ANNA - Gov. Greg Abbott’s May 18 announcement that Texas was entering Phase 2 of economic reopening means that every business in Anna will now be able to resume operations in some capacity by the beginning of June.
That’s welcome news to local businesses owners who have had to navigate a rocky road for past two months.
“The general consensus that we’ve received is that our businesses are doing the best they can to keep cleaning and keep social distancing inside their stores,” Greater Anna Chamber of Commerce President/CEO Kevin Hall said. “What they need is help from consumers and clients to make sure that, if they are comfortable, they please use the business.”
Over the course of the spring, COVID-19 has negatively impacted nearly every business in the city.
A recent Chamber of Commerce survey concluded that nearly 60 percent of local businesses either closed or reduced their hours in response to the pandemic.
However, less that 20 percent were forced to reduce the number of full-time or part-time employees.
According to Hall, part of the reason that Anna fared better than other cities is the fact that much of the city’s economic base fell into the “essential” category during the height of state restrictions.
This was much different from an area like downtown McKinney, where a large percentage of retail outlets fell into the “non-essential” category and had to shut down entirely for more than a month.
“We are lucky in that we don’t have a lot of non-essential business now, but also not lucky because non-essential is what a lot of people spend their expendable income on,” Hall said. “It’s kind of a catch-22.”
While the city may have fared better than others, it doesn’t not mean that local businesses came through unscathed.
Nearly all surveyed reported significant income losses over the course of the pandemic.
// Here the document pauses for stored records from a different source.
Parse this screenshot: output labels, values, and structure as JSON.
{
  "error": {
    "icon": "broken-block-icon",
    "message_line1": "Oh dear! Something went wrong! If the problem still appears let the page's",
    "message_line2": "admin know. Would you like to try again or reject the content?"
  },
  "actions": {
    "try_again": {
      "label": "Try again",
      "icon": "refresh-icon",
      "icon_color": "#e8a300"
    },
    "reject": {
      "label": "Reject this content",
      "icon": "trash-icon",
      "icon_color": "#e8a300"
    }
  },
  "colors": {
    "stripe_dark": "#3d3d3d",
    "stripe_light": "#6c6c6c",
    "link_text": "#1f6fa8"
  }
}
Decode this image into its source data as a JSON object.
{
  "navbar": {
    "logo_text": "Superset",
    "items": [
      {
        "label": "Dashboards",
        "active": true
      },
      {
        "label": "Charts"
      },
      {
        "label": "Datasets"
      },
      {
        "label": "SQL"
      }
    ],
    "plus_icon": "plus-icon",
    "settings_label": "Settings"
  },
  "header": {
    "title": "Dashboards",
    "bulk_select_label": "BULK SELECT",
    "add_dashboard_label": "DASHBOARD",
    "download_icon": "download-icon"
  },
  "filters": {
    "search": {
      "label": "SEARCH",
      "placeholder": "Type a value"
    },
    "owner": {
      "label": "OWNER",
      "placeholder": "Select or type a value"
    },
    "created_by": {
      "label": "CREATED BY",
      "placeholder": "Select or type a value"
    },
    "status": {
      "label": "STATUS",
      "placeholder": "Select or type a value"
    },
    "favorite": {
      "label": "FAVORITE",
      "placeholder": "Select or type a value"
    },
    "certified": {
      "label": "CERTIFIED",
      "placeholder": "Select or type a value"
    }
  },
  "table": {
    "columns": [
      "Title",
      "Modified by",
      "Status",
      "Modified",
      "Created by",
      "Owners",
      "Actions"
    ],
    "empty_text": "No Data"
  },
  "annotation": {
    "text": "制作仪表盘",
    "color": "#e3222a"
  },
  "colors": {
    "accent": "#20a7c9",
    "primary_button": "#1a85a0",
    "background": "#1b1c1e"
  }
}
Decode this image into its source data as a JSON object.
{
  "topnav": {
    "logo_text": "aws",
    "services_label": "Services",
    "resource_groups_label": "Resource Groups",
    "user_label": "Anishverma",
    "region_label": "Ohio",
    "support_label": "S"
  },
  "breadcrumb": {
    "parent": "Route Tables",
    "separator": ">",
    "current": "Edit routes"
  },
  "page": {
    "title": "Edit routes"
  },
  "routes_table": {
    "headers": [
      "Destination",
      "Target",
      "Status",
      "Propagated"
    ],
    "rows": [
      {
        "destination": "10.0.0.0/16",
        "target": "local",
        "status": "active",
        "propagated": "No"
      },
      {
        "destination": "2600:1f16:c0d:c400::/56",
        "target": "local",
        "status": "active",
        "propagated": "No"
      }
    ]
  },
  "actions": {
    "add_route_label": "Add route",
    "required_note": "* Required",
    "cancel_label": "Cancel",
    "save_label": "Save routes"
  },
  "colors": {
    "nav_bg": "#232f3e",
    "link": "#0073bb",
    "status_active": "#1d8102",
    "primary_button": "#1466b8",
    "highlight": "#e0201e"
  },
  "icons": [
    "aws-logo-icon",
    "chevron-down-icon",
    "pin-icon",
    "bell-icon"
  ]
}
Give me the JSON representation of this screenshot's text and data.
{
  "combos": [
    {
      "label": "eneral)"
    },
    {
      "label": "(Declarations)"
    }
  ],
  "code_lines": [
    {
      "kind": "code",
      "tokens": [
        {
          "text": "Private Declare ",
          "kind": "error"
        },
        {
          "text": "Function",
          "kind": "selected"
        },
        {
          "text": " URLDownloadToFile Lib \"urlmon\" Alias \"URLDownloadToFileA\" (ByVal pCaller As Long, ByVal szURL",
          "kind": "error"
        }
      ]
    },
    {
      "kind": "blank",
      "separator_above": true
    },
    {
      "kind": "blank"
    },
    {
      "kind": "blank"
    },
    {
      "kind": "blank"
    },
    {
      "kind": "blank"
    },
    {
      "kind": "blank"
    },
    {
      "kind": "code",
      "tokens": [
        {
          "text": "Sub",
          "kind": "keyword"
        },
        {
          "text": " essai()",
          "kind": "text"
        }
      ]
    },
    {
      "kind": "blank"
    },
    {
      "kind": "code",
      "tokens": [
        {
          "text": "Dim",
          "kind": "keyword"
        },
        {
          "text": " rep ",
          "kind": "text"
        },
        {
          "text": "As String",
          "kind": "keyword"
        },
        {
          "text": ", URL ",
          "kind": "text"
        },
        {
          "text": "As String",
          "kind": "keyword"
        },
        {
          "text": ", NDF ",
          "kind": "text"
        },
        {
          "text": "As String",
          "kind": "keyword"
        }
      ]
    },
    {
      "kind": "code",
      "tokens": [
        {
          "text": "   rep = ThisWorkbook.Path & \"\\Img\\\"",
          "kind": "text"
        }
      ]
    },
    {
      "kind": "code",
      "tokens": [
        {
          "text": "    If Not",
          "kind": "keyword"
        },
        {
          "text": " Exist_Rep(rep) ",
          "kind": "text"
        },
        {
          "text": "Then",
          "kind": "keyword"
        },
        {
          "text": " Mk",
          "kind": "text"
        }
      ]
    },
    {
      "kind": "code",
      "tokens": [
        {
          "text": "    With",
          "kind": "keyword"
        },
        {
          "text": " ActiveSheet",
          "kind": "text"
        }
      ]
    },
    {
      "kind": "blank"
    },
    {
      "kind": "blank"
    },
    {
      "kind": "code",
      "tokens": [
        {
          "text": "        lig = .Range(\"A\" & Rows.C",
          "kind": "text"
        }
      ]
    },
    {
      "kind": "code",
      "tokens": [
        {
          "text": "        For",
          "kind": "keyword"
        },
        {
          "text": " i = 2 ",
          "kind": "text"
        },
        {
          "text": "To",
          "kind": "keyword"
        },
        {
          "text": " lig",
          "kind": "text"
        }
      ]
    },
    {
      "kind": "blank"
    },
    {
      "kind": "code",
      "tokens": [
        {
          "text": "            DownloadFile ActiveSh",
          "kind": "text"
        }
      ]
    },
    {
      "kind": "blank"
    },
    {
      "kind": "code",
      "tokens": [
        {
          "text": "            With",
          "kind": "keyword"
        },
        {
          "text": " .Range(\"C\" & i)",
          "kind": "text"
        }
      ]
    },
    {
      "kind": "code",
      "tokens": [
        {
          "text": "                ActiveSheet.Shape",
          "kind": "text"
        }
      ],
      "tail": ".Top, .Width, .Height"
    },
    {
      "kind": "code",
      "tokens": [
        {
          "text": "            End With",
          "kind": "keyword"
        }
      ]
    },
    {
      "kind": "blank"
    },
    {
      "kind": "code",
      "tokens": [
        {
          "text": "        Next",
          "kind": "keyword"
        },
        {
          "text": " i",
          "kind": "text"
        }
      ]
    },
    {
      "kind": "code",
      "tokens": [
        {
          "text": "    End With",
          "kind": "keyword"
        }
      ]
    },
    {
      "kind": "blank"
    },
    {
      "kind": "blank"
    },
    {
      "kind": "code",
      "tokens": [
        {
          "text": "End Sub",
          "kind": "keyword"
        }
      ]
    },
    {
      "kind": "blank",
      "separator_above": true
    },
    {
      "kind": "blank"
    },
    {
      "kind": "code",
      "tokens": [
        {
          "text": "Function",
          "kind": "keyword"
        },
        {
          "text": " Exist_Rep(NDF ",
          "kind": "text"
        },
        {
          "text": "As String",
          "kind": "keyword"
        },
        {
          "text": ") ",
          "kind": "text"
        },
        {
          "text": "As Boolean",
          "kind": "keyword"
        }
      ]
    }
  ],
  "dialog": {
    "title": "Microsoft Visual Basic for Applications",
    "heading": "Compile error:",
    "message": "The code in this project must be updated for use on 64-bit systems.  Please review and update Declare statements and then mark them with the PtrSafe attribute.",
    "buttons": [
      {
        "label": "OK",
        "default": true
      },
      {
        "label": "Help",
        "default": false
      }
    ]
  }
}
That amount averaged in the $15,000- $20,000 range, though some reported income loss upward of $400,000.
More than half of Anna businesses surveyed say that they have either filed ,or plan to file, for an Economic Injury Disaster Loan (EIDL). The program is designed to help small business owners in times of crisis. It has struggled to keep pace with applications in this time of unprecedented demand.
Two-thirds of Anna business have also applied for, or plan to apply for, the Paycheck Protection Program (PPP). These small loans are designed to incentivize small businesses to keep workers on the payroll.
The program has faced numerous challenges as well, though it resumed accepting applications at the end of April.
In the meantime, local business owners are working hard to make customers comfortable in the new normal. Many are providing hand sanitizer, and some are even offering masks and gloves.
Of course, some customers are asked to stay away.
People experiencing possible COVID-19 symptoms or who have been directly exposed to the virus are advised to ask someone else to do their shopping or run their errands.
The economy will only rebound when people feel safe to participate in it again.
“It’s not just on business owners, it’s on us as consumers as well,” Hall said. “We all need to watch out for each other.”